Voyons quelques effets.
*Un dicton populaire dit que la carotte « rend aimable et donne les fesses roses ». Amabilité est, entre autres, à mettre en relation avec un bon fonctionnement du Foie. Les fesses roses, c’est le poumon….
*Elle présente un pouvoir hématopoïétique, à savoir qu’elle stimule la formation des globules rouges (Rate en M.T.C). Elle possède donc d’importantes propriétés antianémiques.
*Elle favorise la sécrétion lactée.
*Elle renforce la résistance de l’épiderme à l’agression des rayons ultraviolets.
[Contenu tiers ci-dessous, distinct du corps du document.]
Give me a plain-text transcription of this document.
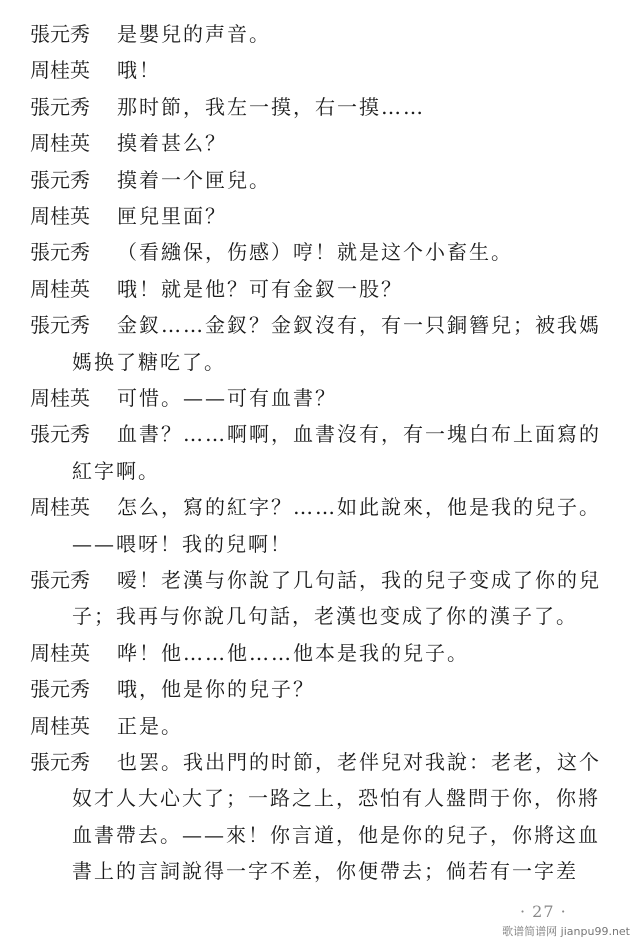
張元秀 是嬰兒的声音。
周桂英 哦！
張元秀 那时節，我左一摸，右一摸……
周桂英 摸着甚么？
張元秀 摸着一个匣兒。
周桂英 匣兒里面？
張元秀 （看繈保，伤感）哼！就是这个小畜生。
周桂英 哦！就是他？可有金釵一股？
張元秀 金釵……金釵？金釵沒有，有一只銅簪兒；被我媽
媽换了糖吃了。
周桂英 可惜。——可有血書？
張元秀 血書？……啊啊，血書沒有，有一塊白布上面寫的
紅字啊。
周桂英 怎么，寫的紅字？……如此說來，他是我的兒子。
——喂呀！我的兒啊！
張元秀 嗳！老漢与你說了几句話，我的兒子变成了你的兒
子；我再与你說几句話，老漢也变成了你的漢子了。
周桂英 哗！他……他……他本是我的兒子。
張元秀 哦，他是你的兒子？
周桂英 正是。
張元秀 也罢。我出門的时節，老伴兒对我說：老老，这个
奴才人大心大了；一路之上，恐怕有人盤問于你，你將
血書帶去。——來！你言道，他是你的兒子，你將这血
書上的言詞說得一字不差，你便帶去；倘若有一字差
· 27 ·
歌谱简谱网 jianpu99.net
*Elle a comme particularité d’avoir une très haute teneur en carotène, précurseur de la vit A, essentielle pour la constitution de la rétine et de la cornée, et donc aussi pour la vision nocturne.
Cette vitamine permet aussi de favoriser la croissance, la cicatrisation, la reconstitution des muqueuses.
En usage externe, la carotte possède des pouvoirs cicatrisants et désinfectants. Il faut alors déposer de la pulpe de carotte crue sur des plaies ou des brûlures.
*D’autre part, le carotène contenu dans la carotte est un très puissant antioxydant qui permet d’éliminer les radicaux libres (Tan en M.T.C.), cause de vieillissement précoce, de maladies cardiovasculaires et de cancers.
Modes d’utilisation
On peut consommer la carotte crue, sautée, bouillie, en jus, à la vapeur, en purée, en soupe.
Il est évident que pour que ces propriétés soient optimales, il convient de se tourner vers les légumes de culture biologique.
Ensuite, il convient de consommer des carottes jeunes et surtout éviter qu’elles soient flétries, ternes et ramollies car elles deviennent alors indigestes.
La peau peut être consommée car elle est très intéressante en tant qu’alicament, à condition que le légume soit bio et surtout bien lavé.
Quelle est la fréquence de consommation ?
Hormis quelques cas spécifiques, dont je vous ai parlé plus haut et où il est possible de faire des cures de neuf jours, s’arrêter une semaine et reprendre ensuite, il convient de ne pas prendre en permanence de ce légume.
Ce n’est pas parce que l’on va en prendre tous les jours pendant un an que l’on va rajeunir de 20 ans.
N’oubliez pas la règle des « neuf jours » :
« On ne devrait pas consommer le même légume, le même fruit, la même protéine (c’est différent pour les céréales) pendant neuf jours d’affilée. Comme il y a 18 repas en 9 jours, cela sous-entend que manger deux fois de la carotte en 9 jours est largement suffisant ».
N’oubliez qu’il y a bien d’autres légumes. Toujours avoir en ligne de mire cette règle : « Consommer les légumes de saison et de région, et être le plus varié possible ».